In this section, we summarize and compare the results of the data mining techniques.

### 6.1 Classification

The table `clf_results_df` (printed above) summarizes the accuracy for each combination of:
- Splitting criterion (Gini vs Entropy)
- Train–test partition (90–10, 80–20, 70–30)

From this table, we can identify:
- The best-performing **criterion**.
- The best **train–test split**.
- The overall best model (also visualized by the final Decision Tree).

### 6.2 Clustering

The table `clust_summary` contains, for each K:
- Average silhouette coefficient
- Total within-cluster sum of squares (inertia)

Using the silhouette and elbow plots, we can select the best K and interpret how the clusters separate water samples with different attribute values.

In [None]:
# Re-display the main evaluation tables (optional)

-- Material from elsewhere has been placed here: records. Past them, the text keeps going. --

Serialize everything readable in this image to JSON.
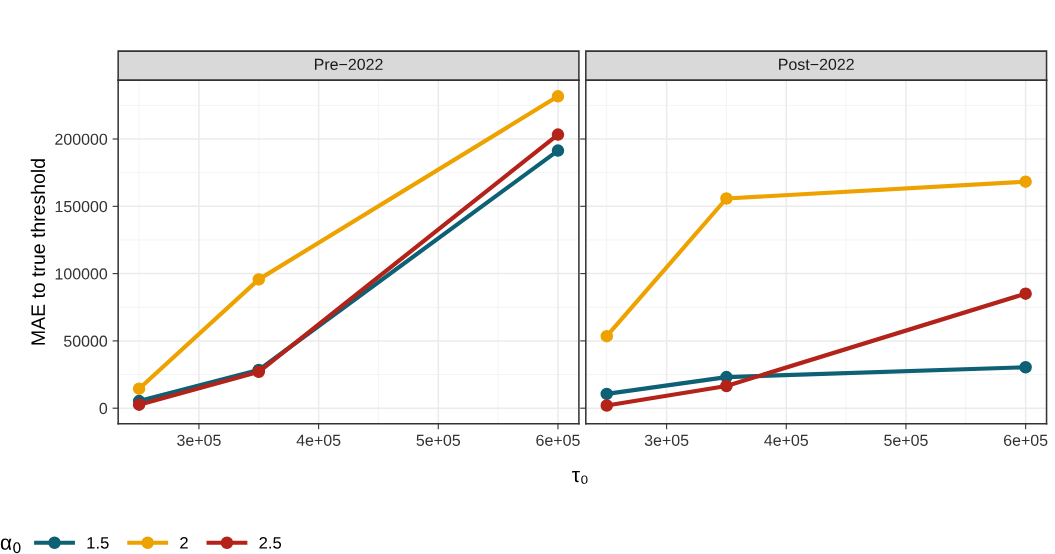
{
  "chart_data": [
    {
      "type": "line",
      "title": "Pre−2022",
      "xlabel": "τ₀",
      "ylabel": "MAE to true threshold",
      "legend_title": "α$_{0}$",
      "legend": "bottom",
      "marker": "circle",
      "line_style": "solid",
      "grid": true,
      "x": [
        250000,
        350000,
        600000
      ],
      "xlim": [
        232500,
        617500
      ],
      "xticks": [
        {
          "value": 300000,
          "label": "3e+05"
        },
        {
          "value": 400000,
          "label": "4e+05"
        },
        {
          "value": 500000,
          "label": "5e+05"
        },
        {
          "value": 600000,
          "label": "6e+05"
        }
      ],
      "ylim": [
        -11600,
        243600
      ],
      "yticks": [
        0,
        50000,
        100000,
        150000,
        200000
      ],
      "series": [
        {
          "name": "1.5",
          "color": "#0e6075",
          "values": [
            5300,
            28400,
            191400
          ]
        },
        {
          "name": "2",
          "color": "#eea200",
          "values": [
            14500,
            95700,
            231700
          ]
        },
        {
          "name": "2.5",
          "color": "#b3231a",
          "values": [
            2600,
            27000,
            203300
          ]
        }
      ]
    },
    {
      "type": "line",
      "title": "Post−2022",
      "marker": "circle",
      "line_style": "solid",
      "grid": true,
      "tick_labels": "x",
      "x": [
        250000,
        350000,
        600000
      ],
      "xlim": [
        232500,
        617500
      ],
      "xticks": [
        {
          "value": 300000,
          "label": "3e+05"
        },
        {
          "value": 400000,
          "label": "4e+05"
        },
        {
          "value": 500000,
          "label": "5e+05"
        },
        {
          "value": 600000,
          "label": "6e+05"
        }
      ],
      "ylim": [
        -11600,
        243600
      ],
      "yticks": [
        0,
        50000,
        100000,
        150000,
        200000
      ],
      "series": [
        {
          "name": "1.5",
          "color": "#0e6075",
          "values": [
            10600,
            23100,
            30400
          ]
        },
        {
          "name": "2",
          "color": "#eea200",
          "values": [
            53500,
            155800,
            168300
          ]
        },
        {
          "name": "2.5",
          "color": "#b3231a",
          "values": [
            2000,
            16500,
            85100
          ]
        }
      ]
    }
  ]
}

print("=== Classification Accuracy Summary ===")
try:
    display(clf_results_df)
except NameError:
    print("clf_results_df is not defined. Please run the classification cell in Section 5.1.")

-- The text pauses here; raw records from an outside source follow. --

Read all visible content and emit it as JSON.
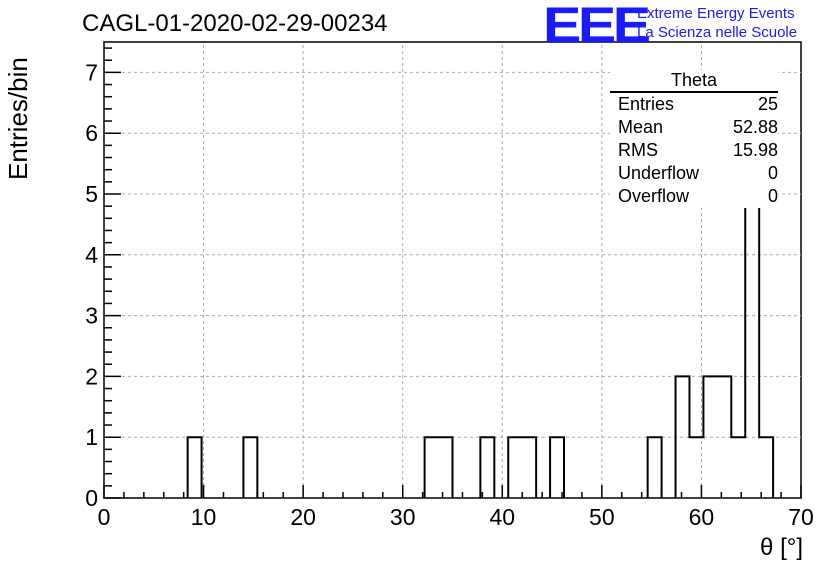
{
  "title": "CAGL-01-2020-02-29-00234",
  "logo": {
    "mark": "EEE",
    "line1": "Extreme Energy Events",
    "line2": "La Scienza nelle Scuole",
    "color": "#1a1aff"
  },
  "stats": {
    "name": "Theta",
    "rows": [
      {
        "label": "Entries",
        "value": "25"
      },
      {
        "label": "Mean",
        "value": "52.88"
      },
      {
        "label": "RMS",
        "value": "15.98"
      },
      {
        "label": "Underflow",
        "value": "0"
      },
      {
        "label": "Overflow",
        "value": "0"
      }
    ]
  },
  "chart_data": {
    "type": "bar",
    "subtype": "step-histogram",
    "xlabel": "θ [°]",
    "ylabel": "Entries/bin",
    "xlim": [
      0,
      70
    ],
    "ylim": [
      0,
      7.5
    ],
    "x_ticks": [
      0,
      10,
      20,
      30,
      40,
      50,
      60,
      70
    ],
    "y_ticks": [
      0,
      1,
      2,
      3,
      4,
      5,
      6,
      7
    ],
    "grid": true,
    "bin_width": 1.4,
    "bins": [
      {
        "x": 8.4,
        "count": 1
      },
      {
        "x": 14.0,
        "count": 1
      },
      {
        "x": 32.2,
        "count": 1
      },
      {
        "x": 33.6,
        "count": 1
      },
      {
        "x": 37.8,
        "count": 1
      },
      {
        "x": 40.6,
        "count": 1
      },
      {
        "x": 42.0,
        "count": 1
      },
      {
        "x": 44.8,
        "count": 1
      },
      {
        "x": 54.6,
        "count": 1
      },
      {
        "x": 57.4,
        "count": 2
      },
      {
        "x": 58.8,
        "count": 1
      },
      {
        "x": 60.2,
        "count": 2
      },
      {
        "x": 61.6,
        "count": 2
      },
      {
        "x": 63.0,
        "count": 1
      },
      {
        "x": 64.4,
        "count": 7
      },
      {
        "x": 65.8,
        "count": 1
      }
    ]
  }
}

print("\n=== Clustering Summary ===")
try:
    display(clust_summary)
except NameError:
    print("clust_summary is not defined. Please run the clustering cell in Section 5.2.")


## [7] Findings and Discussion

In this section, you should discuss the most important findings from both classification and clustering. For example:

- **Classification**
  - Which combination of criterion and train–test split achieved the best accuracy?
  - Are there signs of overfitting (very high accuracy on a small test split)?
  - Which attributes appear to be most important according to the Decision Tree structure?
  - How do your results compare (even roughly) with the results reported in the selected     research paper that used a similar dataset or problem?

- **Clustering**
  - What is the best K according to the silhouette and elbow methods?
  - How can you describe the clusters in terms of the water quality attributes.
  - Do some clusters tend to contain more potable or more non-potable samples (even though     the label was not used during training)?

Finally, summarize which technique (classification or clustering) is more useful for the stakeholders (e.g., water quality engineers) and what practical insights your project provides about water potability.


## [8] References

Below is an example list of references in IEEE style. You should update it to match the exact research paper(s) you used in your project.

1. A. Kadiwal, "Water Potability," *Kaggle Datasets*, 2020. [Online]. Available: <https://www.kaggle.com/datasets/adityakadiwal/water-potability>.

2. **[Replace with your main research paper]** Author(s), "Title of the paper," *Conference or Journal Name*, vol. X, no. Y, pp. Z–AA, Year.

3. F. Pedregosa *et al.*, "Scikit-learn: Machine Learning in Python," *Journal of Machine Learning Research*, vol. 12, pp. 2825–2830, 2011.